Pero Silvita dice que las ve
mejor, menos amargadas. Trabajan en la
casa, no tienen horario ni jefes, les entra más o menos dinero, pero sienten
que pueden progresar, tienen esperanzas de futuro y ganas de volver a clase a
estudiar inglés, computación, fotografía, marketing, yoga y todo lo que se
precisa para parecerse a sus admiradas “influencers”, que andan por el mundo
luciendo sus habilidades digitales.

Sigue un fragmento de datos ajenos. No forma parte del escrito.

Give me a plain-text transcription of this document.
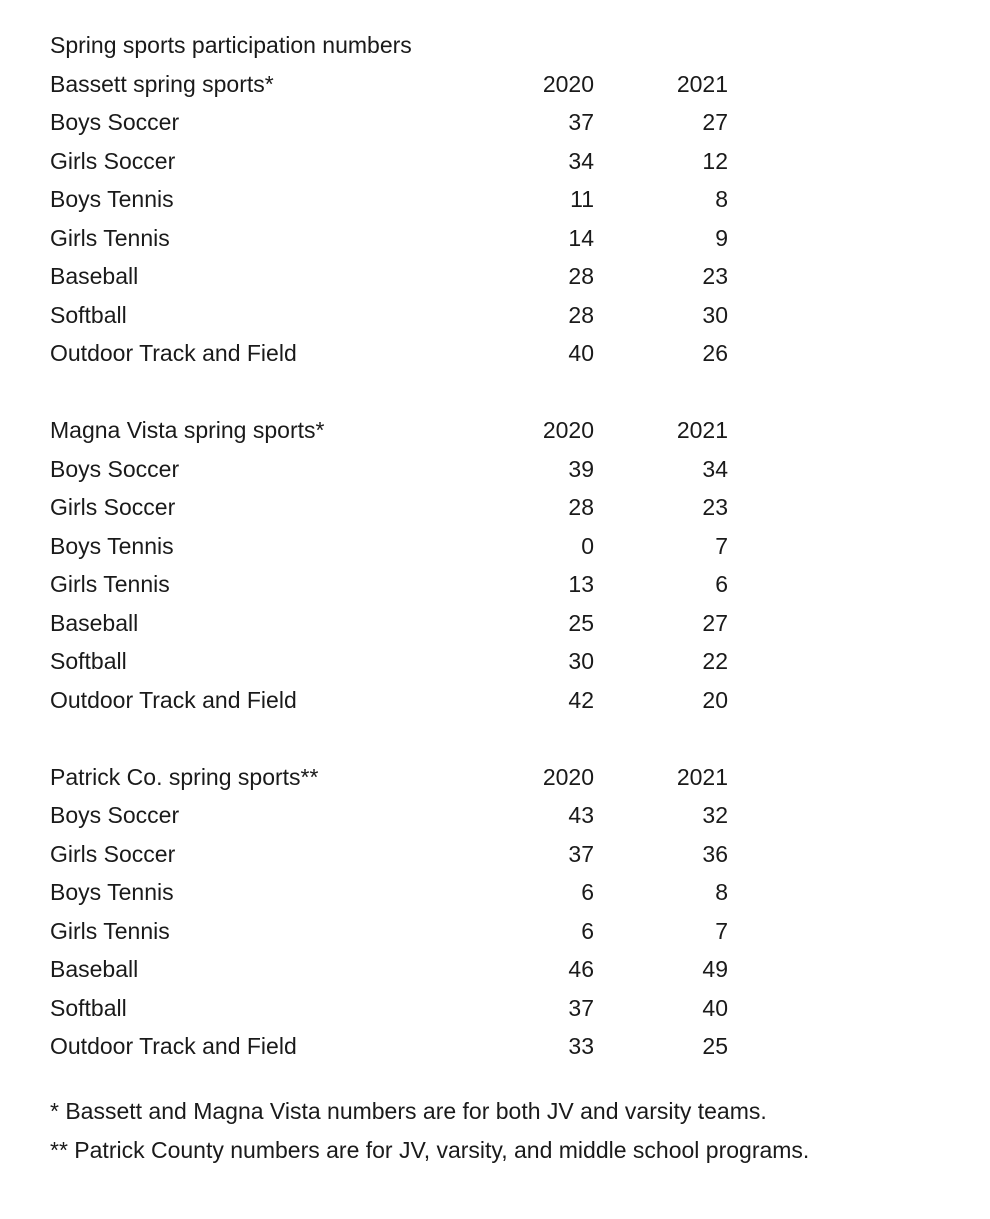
Spring sports participation numbers
Bassett spring sports*	2020	2021
Boys Soccer	37	27
Girls Soccer	34	12
Boys Tennis	11	8
Girls Tennis	14	9
Baseball	28	23
Softball	28	30
Outdoor Track and Field	40	26
Magna Vista spring sports*	2020	2021
Boys Soccer	39	34
Girls Soccer	28	23
Boys Tennis	0	7
Girls Tennis	13	6
Baseball	25	27
Softball	30	22
Outdoor Track and Field	42	20
Patrick Co. spring sports**	2020	2021
Boys Soccer	43	32
Girls Soccer	37	36
Boys Tennis	6	8
Girls Tennis	6	7
Baseball	46	49
Softball	37	40
Outdoor Track and Field	33	25
* Bassett and Magna Vista numbers are for both JV and varsity teams.
** Patrick County numbers are for JV, varsity, and middle school programs.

Dice
Silvita que a veces sus sobrinas extrañan a las compañeras cajeras con las que
se sentaban en la vereda en la media hora de descanso a comer una milanesa en
dos panes, o que ya no salen de noche con las amigas del liceo. Silvita teme que se transformen en robots inmersos
en una distopia sin relaciones de amor ni boliche. Entonces le dije que les comprara en Tristán
Narvaja las novelas de Orwell y Huxley, “1984”
y “Un Mundo Feliz”, por lo menos para que sepan a qué atenerse. “Mis sobrinas no
leen libros” me dijo, y me colgó el celular. Pobre Silvita.